PIRC is a new implementation of the PIR language, and currently under heavy construction. While the code is documented, it does not provide an easy overview of implementation issues and design decisions. In order to solve this documentation gap, I'm writing these design decisions in a series of parrotblog.org articles. This very short article discusses the memory management of PIRC.
The current PIR compiler, IMCC, has had a lot of memory leaks, most of which have been solved by now. Although conceptually manual memory management through malloc() and free() is very simple and straightforward, things become ugly once you loose overview of when datastructures go out of scope, and as a result you forget to free the memory. In PIRC a different approach is taken.
Note that instead of using malloc() and free() directly, you should use mem_sys_allocate() and mem_sys_free(), respectively, which are provided by Parrot.
PIRC parses the PASM or PIR input, builds a data structure, and generates a Parrot Byte Code file (a so-called Packfile). (at the moment of writing, the PBC is not generated yet, but work is underway to fix this; might take a while, though). The data structures that are created represent the PASM or PIR program being parsed, and as such can be considered an Abstract Syntax Tree.
As these data structures are used throughout the compilation phase, PIRC can cheat with memory management. Instead of freeing the memory of the data structures by manually calling mem_sys_free(), PIRC keeps track of all allocated memory blocks. Only when PIRC is done with the bytecode generation will it release all resources. This is fine, because the data structures are needed up to the end anyway, so memory is not occupied longer than necessary.
Poor Man's Garbage Collector
Whenever PIRC needs memory, a block of memory is allocated through Parrot's memory allocation function, mem_sys_allocate() (or a variant, which zeroes out all bytes). Before returning a pointer to the allocated block of memory, however, PIRC stores a pointer to the block of memory as well (in a list), and only then is the pointer to the block returned.
When PIRC is done with compiling, it will go through the list of memory pointers, and release the memory pointed to by each of the pointers. In a sense, you could consider this a garbage collector, except that there's no reuse of memory (but there's no need to anyway).
"Wait a minute," you might say, where are these pointers stored then? Well, of course, these pointers are stored in an extensible list, as we don't know the number of pointers to store beforehand. Surely the list cannot be allocated and store a pointer to itself. This is fine, because the problem of keeping track of memory is now isolated to a single point in the program. The nodes in the list of allocated memory pointers are allocated directly through Parrot's memory functions. When all stored pointers are mem_sys_free()d, we only have to remember to mem_sys_free() these nodes.
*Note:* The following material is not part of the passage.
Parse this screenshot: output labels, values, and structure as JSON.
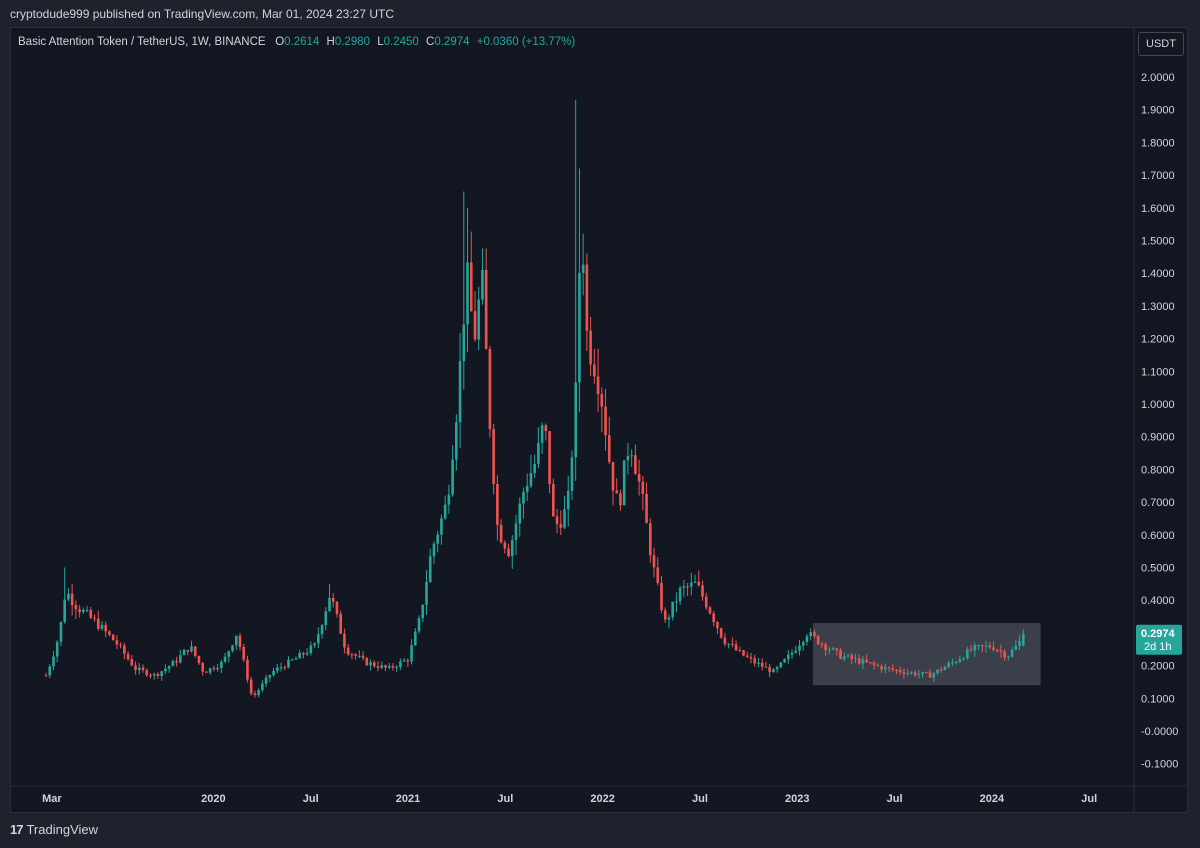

In this way, there's no need to worry about when pointers should be freed: it's done automatically, as long as PIRC allocates its memory through its built-in memory management system.
List of Pointers
Obviously, we don't want to create a new node for each pointer to store. Instead, a node can store a number of pointers, currently set to 512. So, after allocating memory for 512 times, a new node is created. This number of 512 was decided upon after some experimentation, but might prove too low for real world PIR input. As it's #define'd, it's easy to change, though.
In this very short article, I described how PIRC does its memory management. PIRC cheats a bit, by storing each pointer to an allocated block of memory in a special list. Once PIRC is done with compiling, all these pointers are passed to mem_sys_free(), Parrot's free() function (one by one, obviously). This way, you don't have to worry about when to free the memory in PIRC.